Medal rain

Medal rain

Karin Leeuwenhoek is a theologian, vinologist and communications scholar. She has ninety Italian olive trees, but mostly loves wine - and philosophising about it. See also her wine blog vinoblogie.co.uk. She writes a column in every issue of WINELIFE Magazine. - TEXT KARIN LEEUWENHOEK | IMAGE PEXELS.COM

Medal rain

Wine competitions, with medals. I had a bias towards it. Partly because of the episode Wine with a wreath Of KRO-NCRV's Keuringsdienst van Waarde. That (as always delicious) broadcast appealed to my own sense of irritation at all those gold, silver and sometimes even bronze stickers on wine bottles. After all, I had tasted a wine with a 'medal' I didn't like often enough. This gave those stickers an implausible undertaste for me. In the TV programme, it was briefly stated that in fact any wine can win a medal somewhere. So a medal doesn't really mean anything. All competitions in the world were lumped together.
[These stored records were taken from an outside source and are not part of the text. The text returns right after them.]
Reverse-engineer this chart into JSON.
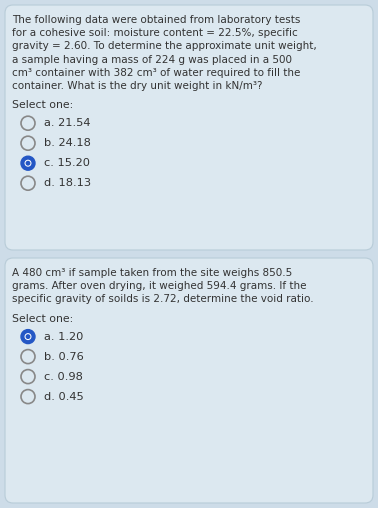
{
  "bg_color": "#cddce8",
  "card_color": "#dce8f0",
  "card_border_color": "#b8ccd8",
  "text_color": "#333333",
  "q1_text_lines": [
    "The following data were obtained from laboratory tests",
    "for a cohesive soil: moisture content = 22.5%, specific",
    "gravity = 2.60. To determine the approximate unit weight,",
    "a sample having a mass of 224 g was placed in a 500",
    "cm³ container with 382 cm³ of water required to fill the",
    "container. What is the dry unit weight in kN/m³?"
  ],
  "q1_select": "Select one:",
  "q1_options": [
    "a. 21.54",
    "b. 24.18",
    "c. 15.20",
    "d. 18.13"
  ],
  "q1_selected": 2,
  "q2_text_lines": [
    "A 480 cm³ if sample taken from the site weighs 850.5",
    "grams. After oven drying, it weighed 594.4 grams. If the",
    "specific gravity of soilds is 2.72, determine the void ratio."
  ],
  "q2_select": "Select one:",
  "q2_options": [
    "a. 1.20",
    "b. 0.76",
    "c. 0.98",
    "d. 0.45"
  ],
  "q2_selected": 0,
  "radio_fill_selected": "#2457c5",
  "radio_edge_unselected": "#888888",
  "font_size_text": 7.5,
  "font_size_select": 7.8,
  "font_size_option": 8.2
}
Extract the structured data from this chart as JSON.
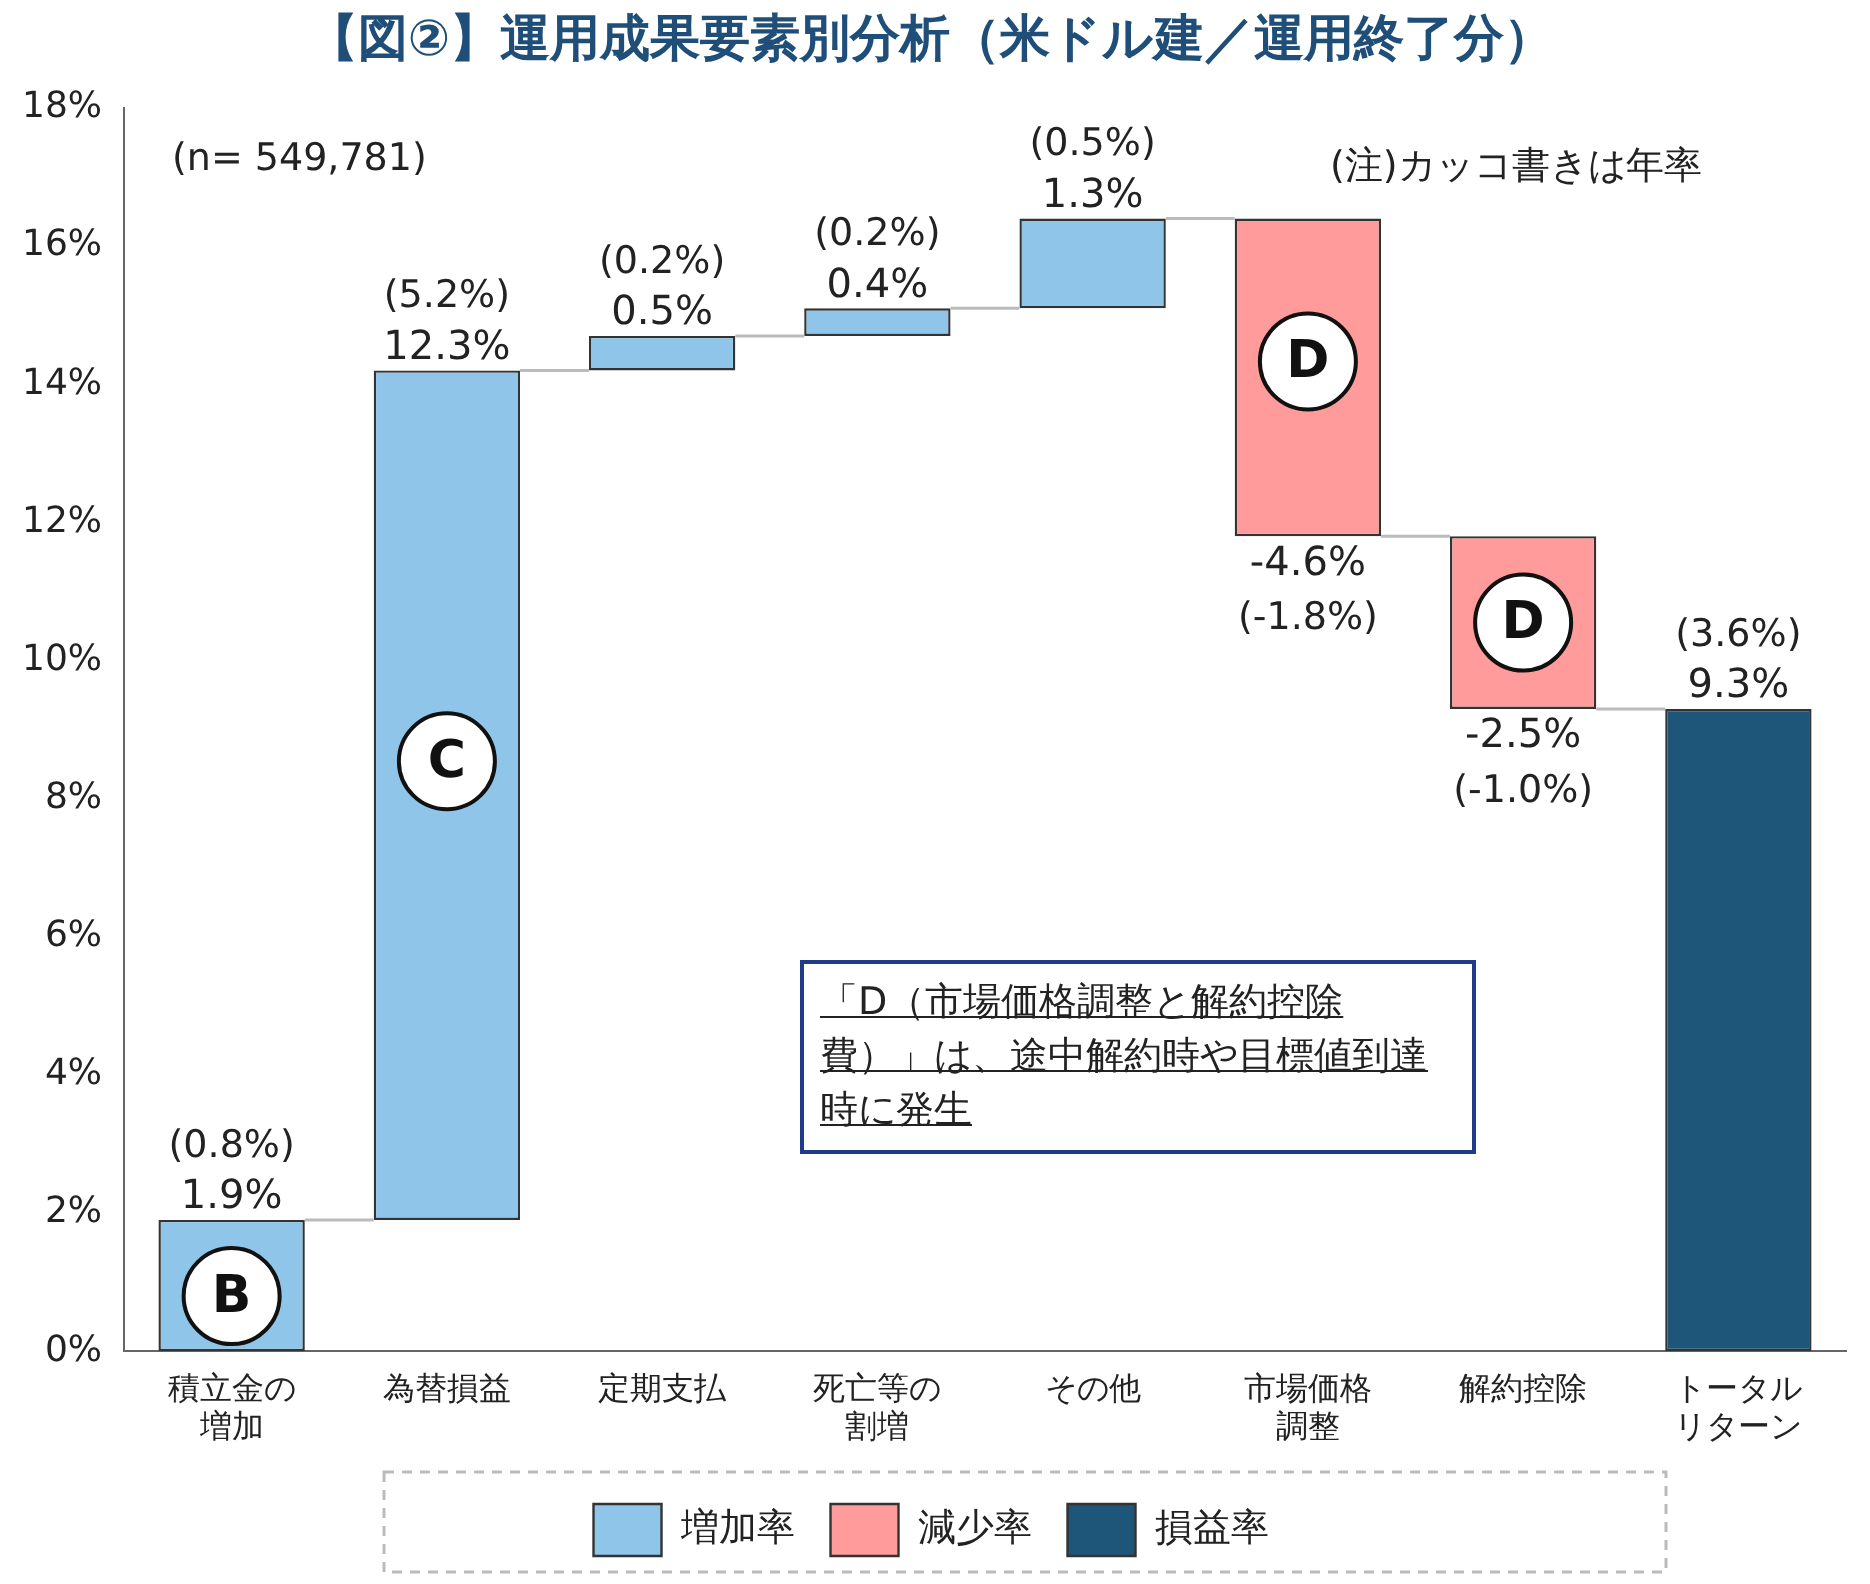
{
  "chart_data": {
    "type": "bar",
    "title": "【図②】運用成果要素別分析（米ドル建／運用終了分）",
    "categories": [
      "積立金の増加",
      "為替損益",
      "定期支払",
      "死亡等の割増",
      "その他",
      "市場価格調整",
      "解約控除",
      "トータルリターン"
    ],
    "series": [
      {
        "name": "増加率",
        "color": "#8ec5e8",
        "values": [
          1.9,
          12.3,
          0.5,
          0.4,
          1.3,
          null,
          null,
          null
        ],
        "base": [
          0,
          1.9,
          14.2,
          14.7,
          15.1,
          null,
          null,
          null
        ],
        "value_labels": [
          "1.9%",
          "12.3%",
          "0.5%",
          "0.4%",
          "1.3%",
          null,
          null,
          null
        ]
      },
      {
        "name": "減少率",
        "color": "#ff9b9b",
        "values": [
          null,
          null,
          null,
          null,
          null,
          -4.6,
          -2.5,
          null
        ],
        "base": [
          null,
          null,
          null,
          null,
          null,
          16.4,
          11.8,
          null
        ],
        "value_labels": [
          null,
          null,
          null,
          null,
          null,
          "-4.6%",
          "-2.5%",
          null
        ]
      },
      {
        "name": "損益率",
        "color": "#1d5678",
        "values": [
          null,
          null,
          null,
          null,
          null,
          null,
          null,
          9.3
        ],
        "base": [
          null,
          null,
          null,
          null,
          null,
          null,
          null,
          0
        ],
        "value_labels": [
          null,
          null,
          null,
          null,
          null,
          null,
          null,
          "9.3%"
        ]
      }
    ],
    "ylim": [
      0,
      18
    ],
    "yticks": [
      {
        "value": 0,
        "label": "0%"
      },
      {
        "value": 2,
        "label": "2%"
      },
      {
        "value": 4,
        "label": "4%"
      },
      {
        "value": 6,
        "label": "6%"
      },
      {
        "value": 8,
        "label": "8%"
      },
      {
        "value": 10,
        "label": "10%"
      },
      {
        "value": 12,
        "label": "12%"
      },
      {
        "value": 14,
        "label": "14%"
      },
      {
        "value": 16,
        "label": "16%"
      },
      {
        "value": 18,
        "label": "18%"
      }
    ],
    "grid": false,
    "legend": "bottom",
    "annotations": [
      "(n= 549,781)",
      "(注)カッコ書きは年率",
      "「D（市場価格調整と解約控除費）」は、途中解約時や目標値到達時に発生",
      {
        "text": "(0.8%)",
        "x": "積立金の増加",
        "y": 1.9
      },
      {
        "text": "(5.2%)",
        "x": "為替損益",
        "y": 14.2
      },
      {
        "text": "(0.2%)",
        "x": "定期支払",
        "y": 14.7
      },
      {
        "text": "(0.2%)",
        "x": "死亡等の割増",
        "y": 15.1
      },
      {
        "text": "(0.5%)",
        "x": "その他",
        "y": 16.4
      },
      {
        "text": "(-1.8%)",
        "x": "市場価格調整",
        "y": 11.8
      },
      {
        "text": "(-1.0%)",
        "x": "解約控除",
        "y": 9.3
      },
      {
        "text": "(3.6%)",
        "x": "トータルリターン",
        "y": 9.3
      },
      "B",
      "C",
      "D",
      "D"
    ]
  }
}
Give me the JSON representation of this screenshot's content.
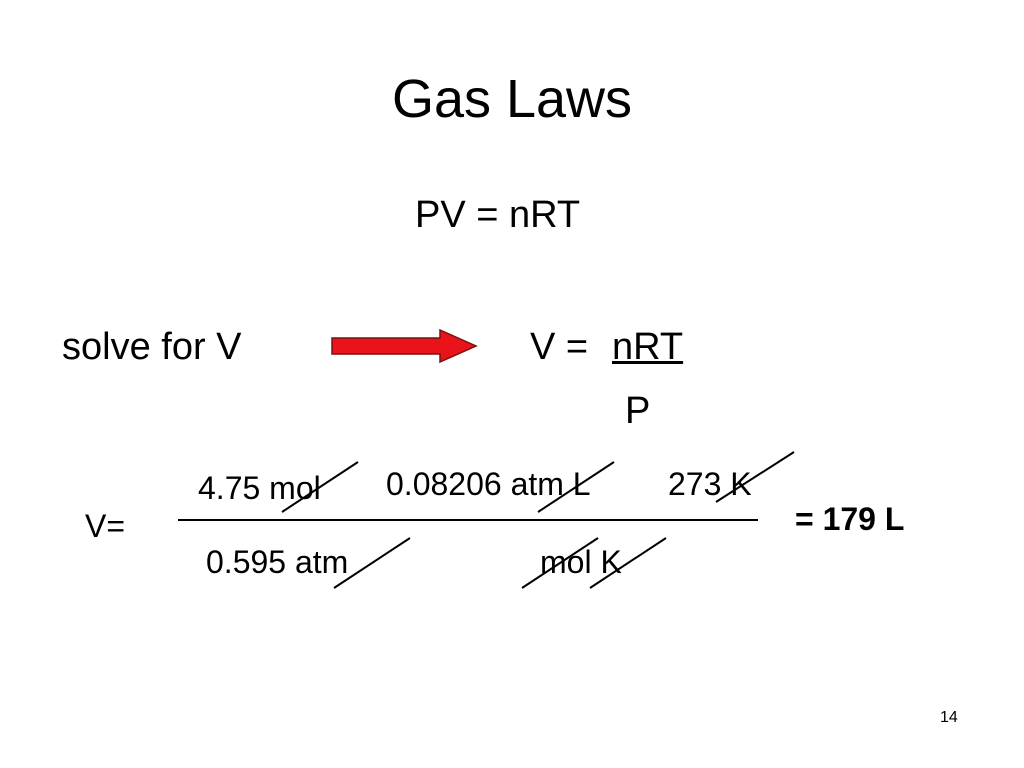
{
  "title": "Gas Laws",
  "equation": "PV = nRT",
  "solve": {
    "label": "solve for V",
    "result_lhs": "V =",
    "result_num": "nRT",
    "result_den": "P"
  },
  "calc": {
    "lhs": "V=",
    "numerator": [
      "4.75 mol",
      "0.08206 atm L",
      "273 K"
    ],
    "denominator": [
      "0.595 atm",
      "mol K"
    ],
    "result": "= 179 L"
  },
  "page_number": "14"
}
In September, I was able to experience for myself what it is like at a wine competition. A very big and famous one in this case: the Concours Mondial de Bruxelles. The special edition revolved around sweet and fortified wines, in Marsala, Sicily. I was positively surprised, by both the tasting and judging system, the number and quality of entries as well as the judges. Of course, it makes quite a difference whether a medal was awarded at a competition with lots of good participants, a well-thought-out rating system and trustworthy judges, or at a wood-paneled competition in a backroom in Transylvania, for which it is difficult to bring in both good tasters and entries. Yet even the latter can provide beautiful gold and silver medal stickers.